Kenton nodded and ducked his head, his relief at escaping the macabre scene barely hidden. The sound of Kenton’s boots receded and Zeke studied the ground near the body. Som
eone had walked through the blood that seeped onto the banquette. A set of footprints suggested they stopped and looked. The delicate prints surely belonged to a woman. The toe was pointed and the heel a half-moon. A second set of prints danced through the blood, twirling and waltzing into the street in a crazy pattern. Those steps petered out after a few yards.
“Who runs these houses?” He jerked his chin toward a row of mansions.
Peake pointed to one with a turret. “That is Mahogany Hall, Lulu White’s resort. The little place next door belongs to Martha Clarke, her girls specialize in the French. The big house with the cupola is Josie Arlington’s, she’s Tom Anderson’s mistress. Round the corner is Trula Boudreaux’s. Man like this, lots of money in his pocket, I’m betting he spent his night at Trula’s.”
“A better class of girls?”
Peake’s drooping mouth twisted into an ugly sneer. “A whore’s a whore. It costs a man a month’s pay just to cross the threshold and that doesn’t include liquor.”
“Why so much?”
“Most men’ll tell you how Trula Boudreaux is the most beautiful woman in New Orleans.” He sniffed. “Some might say she sets the stage for her girls.”

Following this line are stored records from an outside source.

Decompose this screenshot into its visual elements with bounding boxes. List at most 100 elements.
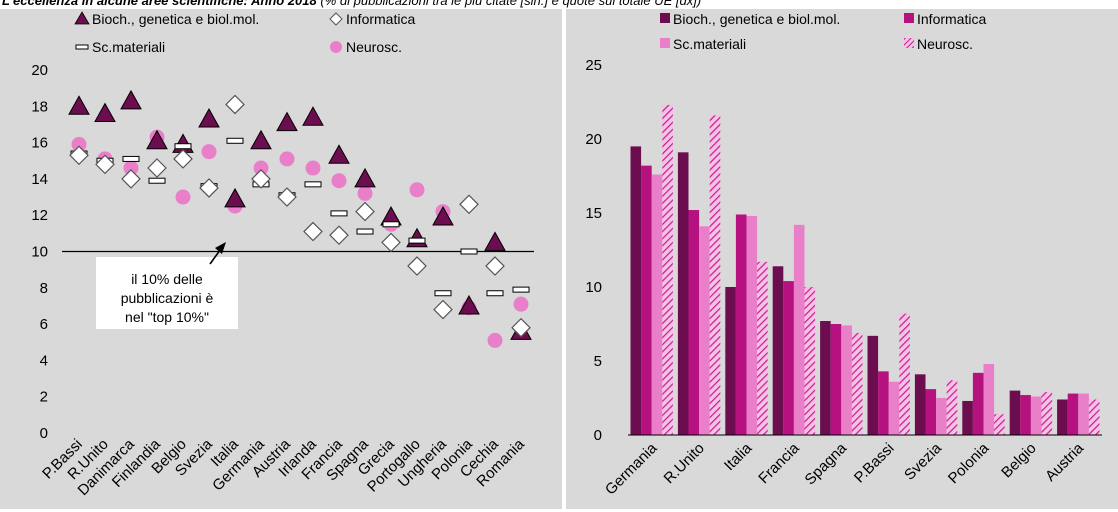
- sc-materiali-bar-francia: [793, 224, 805, 435]
- neurosc-point-svezia: [201, 144, 217, 160]
- y-tick-label: 12: [31, 207, 48, 224]
- informatica-point-italia: [225, 94, 245, 115]
- page-title-main: L'eccellenza in alcune aree scientifiche…: [2, 0, 317, 8]
- neurosc-point-austria: [279, 151, 295, 167]
- informatica-point-cechia: [485, 256, 505, 276]
- neurosc-point-francia: [331, 173, 347, 189]
- sc-materiali-point-spagna: [356, 228, 374, 235]
- right-chart-panel: 0 5 10 15 20 25 Germania R.Unito Italia Francia S…: [566, 9, 1118, 509]
- sc-materiali-bar-germania: [651, 174, 663, 435]
- bioch-genetica-e-biol-mol-point-p-bassi: [68, 95, 90, 115]
- informatica-point-p-bassi: [69, 145, 89, 166]
- legend-triangle-marker: [74, 11, 90, 25]
- neurosc-bar-polonia: [994, 414, 1005, 435]
- y-tick-label: 10: [31, 244, 48, 261]
- sc-materiali-point-ungheria: [434, 290, 452, 297]
- annotation-line: nel "top 10%": [125, 309, 209, 325]
- legend-circle-marker: [330, 41, 342, 53]
- neurosc-bar-spagna: [851, 332, 863, 435]
- sc-materiali-bar-svezia: [936, 398, 947, 435]
- annotation: il 10% delle pubblicazioni è nel "top 10%": [96, 242, 238, 329]
- scatter-chart: 0 2 4 6 8 10 12 14 16 18 20 P.BassiR.UnitoDanimarc…: [31, 11, 534, 499]
- sc-materiali-point-romania: [512, 286, 530, 293]
- x-tick-label: Germania: [602, 439, 661, 498]
- neurosc-point-germania: [253, 160, 269, 176]
- informatica-point-finlandia: [147, 158, 167, 178]
- bioch-genetica-e-biol-mol-bar-polonia: [962, 400, 973, 435]
- x-tick-label: Francia: [755, 439, 803, 487]
- annotation-line: pubblicazioni è: [121, 290, 214, 306]
- y-tick-label: 20: [31, 62, 48, 79]
- neurosc-bar-francia: [804, 287, 816, 435]
- sc-materiali-bar-p-bassi: [888, 381, 900, 435]
- bioch-genetica-e-biol-mol-point-cechia: [484, 231, 506, 251]
- y-tick-label: 0: [40, 425, 48, 442]
- informatica-point-irlanda: [303, 221, 323, 242]
- x-axis-ticks: P.BassiR.UnitoDanimarcaFinlandiaBelgioSv…: [39, 435, 528, 499]
- informatica-point-grecia: [381, 232, 401, 253]
- bioch-genetica-e-biol-mol-point-germania: [250, 129, 272, 150]
- bioch-genetica-e-biol-mol-point-austria: [276, 111, 298, 132]
- neurosc-point-belgio: [175, 189, 191, 205]
- bioch-genetica-e-biol-mol-point-italia: [224, 187, 246, 208]
- neurosc-point-danimarca: [123, 160, 139, 176]
- bioch-genetica-e-biol-mol-bar-belgio: [1009, 390, 1021, 435]
- neurosc-point-portogallo: [409, 182, 425, 198]
- legend-label: Neurosc.: [917, 36, 973, 52]
- x-tick-label: Svezia: [901, 439, 945, 483]
- sc-materiali-point-danimarca: [122, 155, 140, 162]
- bioch-genetica-e-biol-mol-point-ungheria: [432, 205, 454, 226]
- sc-materiali-bar-austria: [1078, 393, 1089, 435]
- informatica-bar-italia: [735, 214, 747, 435]
- x-tick-label: Belgio: [998, 440, 1040, 482]
- legend-dash-marker: [75, 44, 89, 50]
- legend-label: Informatica: [917, 11, 986, 27]
- y-tick-label: 14: [31, 171, 48, 188]
- neurosc-bar-p-bassi: [899, 313, 910, 435]
- bioch-genetica-e-biol-mol-point-svezia: [198, 107, 220, 128]
- informatica-bar-polonia: [972, 372, 984, 435]
- neurosc-point-spagna: [357, 185, 373, 201]
- x-tick-label: Austria: [1042, 439, 1087, 484]
- sc-materiali-bar-spagna: [841, 325, 852, 435]
- sc-materiali-bar-polonia: [983, 363, 995, 435]
- y-tick-label: 8: [40, 280, 48, 297]
- annotation-arrow-head: [215, 242, 226, 254]
- informatica-bar-francia: [783, 281, 794, 435]
- x-tick-label: Spagna: [802, 439, 851, 488]
- legend-label: Bioch., genetica e biol.mol.: [673, 11, 840, 27]
- informatica-point-danimarca: [121, 169, 141, 189]
- bioch-genetica-e-biol-mol-point-finlandia: [146, 129, 168, 150]
- sc-materiali-point-portogallo: [408, 237, 426, 244]
- legend-swatch-sc-materiali: [660, 38, 670, 48]
- informatica-point-portogallo: [407, 256, 427, 276]
- sc-materiali-point-francia: [330, 210, 348, 217]
- x-tick-label: Polonia: [945, 439, 993, 487]
- legend-label: Sc.materiali: [92, 39, 165, 55]
- legend-label: Bioch., genetica e biol.mol.: [92, 11, 259, 27]
- bioch-genetica-e-biol-mol-point-danimarca: [120, 89, 142, 110]
- y-tick-label: 4: [40, 352, 48, 369]
- neurosc-bar-belgio: [1041, 392, 1053, 435]
- sc-materiali-point-grecia: [382, 221, 400, 228]
- neurosc-bar-austria: [1088, 399, 1100, 435]
- legend-swatch-neurosc: [904, 38, 914, 48]
- neurosc-point-p-bassi: [71, 136, 87, 152]
- left-chart-panel: 0 2 4 6 8 10 12 14 16 18 20 P.Bassi R.Unito Danimarc…: [0, 9, 562, 509]
- sc-materiali-bar-belgio: [1030, 396, 1042, 435]
- neurosc-point-cechia: [487, 332, 503, 348]
- sc-materiali-point-finlandia: [148, 177, 166, 184]
- x-tick-label: P.Bassi: [851, 440, 898, 487]
- legend-label: Neurosc.: [346, 39, 402, 55]
- bioch-genetica-e-biol-mol-bar-svezia: [914, 374, 926, 435]
- neurosc-point-irlanda: [305, 160, 321, 176]
- informatica-point-spagna: [355, 201, 375, 222]
- bioch-genetica-e-biol-mol-bar-germania: [630, 146, 642, 435]
- neurosc-point-romania: [513, 296, 529, 312]
- y-axis-ticks: 0 2 4 6 8 10 12 14 16 18 20: [31, 62, 48, 442]
- bar-marks: [630, 104, 1100, 436]
- y-axis-ticks: 0 5 10 15 20 25: [585, 57, 602, 444]
- informatica-point-ungheria: [433, 299, 453, 320]
- informatica-bar-germania: [641, 165, 652, 435]
- sc-materiali-bar-r-unito: [699, 226, 710, 435]
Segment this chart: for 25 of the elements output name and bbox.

Most men were wrong. Zeke had seen the most beautiful woman in New Orleans in Saint Louis Cemetery. The mere memory of their brief touch set his fingers to tingling. He’d let her walk away with a swish of cotton skirts and an unfamiliar pang of regret. Of course, he’d been right to let her go. A glance at the mangled corpse at his feet reminded him he didn’t have time to be distracted by a woman. And yet, here he was, standing over a corpse, still thinking about her.
Peake stroked his chin. “He could’ve been at Lulu’s. The prettiest octoroons in the city work at Mahogany Hall.” The detective licked his lips. Given the gutted body in front of them, the gesture was obscene.
“But you believe Belmain went to Trula Boudreaux’s.”